Powerful businesses operate press and broadcasting outlets; they include the Dogan group, the leading media conglomerate.

For journalists, the military, Kurds and political Islam are highly-sensitive topics, coverage of which can lead to arrest and prosecution. It is common for radio and TV stations to have their broadcasts suspended for airing sensitive material.

Some of the most repressive sanctions have been lifted as part of reforms intended to pave the way for EU entry. But it remains a crime to insult the Turkish nation.

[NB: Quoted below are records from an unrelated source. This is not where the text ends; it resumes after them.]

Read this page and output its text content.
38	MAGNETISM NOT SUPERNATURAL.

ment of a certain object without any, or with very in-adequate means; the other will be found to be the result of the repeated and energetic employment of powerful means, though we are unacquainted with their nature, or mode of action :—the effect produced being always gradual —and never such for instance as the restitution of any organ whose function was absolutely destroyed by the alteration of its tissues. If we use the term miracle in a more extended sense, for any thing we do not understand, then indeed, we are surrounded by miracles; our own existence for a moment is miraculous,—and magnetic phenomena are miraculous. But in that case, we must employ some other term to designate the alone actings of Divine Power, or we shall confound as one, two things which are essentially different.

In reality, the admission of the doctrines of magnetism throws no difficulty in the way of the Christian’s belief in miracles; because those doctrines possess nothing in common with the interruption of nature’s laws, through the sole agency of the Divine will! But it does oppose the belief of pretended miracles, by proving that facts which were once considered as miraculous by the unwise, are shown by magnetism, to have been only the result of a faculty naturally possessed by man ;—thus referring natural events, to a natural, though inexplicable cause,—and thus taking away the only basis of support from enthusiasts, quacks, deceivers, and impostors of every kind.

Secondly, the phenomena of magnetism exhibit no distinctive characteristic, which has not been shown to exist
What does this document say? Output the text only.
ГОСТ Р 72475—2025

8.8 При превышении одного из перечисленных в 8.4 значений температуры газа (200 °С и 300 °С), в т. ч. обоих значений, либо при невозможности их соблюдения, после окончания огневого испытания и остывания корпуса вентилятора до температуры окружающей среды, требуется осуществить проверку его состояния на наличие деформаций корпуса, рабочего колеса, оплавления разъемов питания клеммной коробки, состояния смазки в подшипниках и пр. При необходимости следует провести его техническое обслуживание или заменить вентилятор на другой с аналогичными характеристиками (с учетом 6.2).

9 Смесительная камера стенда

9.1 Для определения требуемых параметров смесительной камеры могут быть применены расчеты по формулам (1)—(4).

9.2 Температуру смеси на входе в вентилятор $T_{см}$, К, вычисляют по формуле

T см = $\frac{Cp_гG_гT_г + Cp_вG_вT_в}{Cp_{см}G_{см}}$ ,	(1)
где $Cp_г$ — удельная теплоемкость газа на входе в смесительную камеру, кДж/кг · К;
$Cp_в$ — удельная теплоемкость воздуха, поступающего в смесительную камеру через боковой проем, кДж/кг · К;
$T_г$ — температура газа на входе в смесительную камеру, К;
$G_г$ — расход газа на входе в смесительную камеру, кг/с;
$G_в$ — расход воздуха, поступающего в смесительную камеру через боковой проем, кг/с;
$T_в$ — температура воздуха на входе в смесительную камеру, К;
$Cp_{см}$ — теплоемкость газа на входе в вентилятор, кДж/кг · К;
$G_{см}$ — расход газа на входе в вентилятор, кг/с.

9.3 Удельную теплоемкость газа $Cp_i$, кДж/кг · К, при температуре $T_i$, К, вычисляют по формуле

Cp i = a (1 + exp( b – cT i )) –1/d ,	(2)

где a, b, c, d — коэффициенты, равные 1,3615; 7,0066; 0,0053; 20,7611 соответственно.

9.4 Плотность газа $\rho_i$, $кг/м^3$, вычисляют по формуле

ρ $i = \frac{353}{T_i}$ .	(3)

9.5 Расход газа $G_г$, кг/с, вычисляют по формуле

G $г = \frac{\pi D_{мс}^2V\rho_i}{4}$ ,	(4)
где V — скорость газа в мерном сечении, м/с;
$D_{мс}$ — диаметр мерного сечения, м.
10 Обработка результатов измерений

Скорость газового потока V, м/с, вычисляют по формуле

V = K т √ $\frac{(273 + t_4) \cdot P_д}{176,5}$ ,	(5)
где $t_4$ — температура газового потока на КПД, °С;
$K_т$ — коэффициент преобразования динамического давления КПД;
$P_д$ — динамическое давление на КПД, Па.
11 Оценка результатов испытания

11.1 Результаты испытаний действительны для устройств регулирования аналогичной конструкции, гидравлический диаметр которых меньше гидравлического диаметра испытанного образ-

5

In 2012 and 2013, Turkey had more journalists in prison than any other country, the US-based Committee to Protect Journalists reported.


Some key dates in Turkey's history:

1453 - Sultan Mehmed II the Magnificent captures Constantinople, ending Byzantine Empire and consolidating Ottoman Empire in Asia Minor and Balkans.

15th-16th centuries - Expansion into Asia and Africa.

Image copyright Getty Images
Image caption Istanbul's iconic Bosphorus Bridge links Asia and Europe

1683 - Ottoman advance into Europe halted at Battle of Vienna. Long decline begins.

19th century - Efforts at political and economic modernisation of Empire largely founder.

1908 - Young Turk Revolution establishes constitutional rule, but degenerates into military dictatorship during First World War, where Ottoman Empire fights in alliance with Germany and Austria-Hungary.

1918-22 - Partition of defeated Ottoman Empire leads to eventual triumph of Turkish National Movement in war of independence against foreign occupation and rule of Sultan.

1923 - Grand National Assembly declares Turkey a republic and Kemal Ataturk president.

1928 - Turkey becomes secular: clause retaining Islam as state religion removed from constitution.

1938 - President Ataturk dies, succeeded by Ismet Inonu.

Image copyright Getty Images
Image caption Worshippers pray inside the Blue Mosque in Istanbul

1945 - Neutral for most of World War II, Turkey declares war on Germany and Japan, but does not take part in combat. Joins United Nations.

1950 - First free elections won by opposition Democratic Party.

1952 - Turkey abandons Ataturk's neutralist policy and joins Nato.

1960 - Army coup against ruling Democratic Party.

1963 - Association agreement signed with European Economic Community (EEC).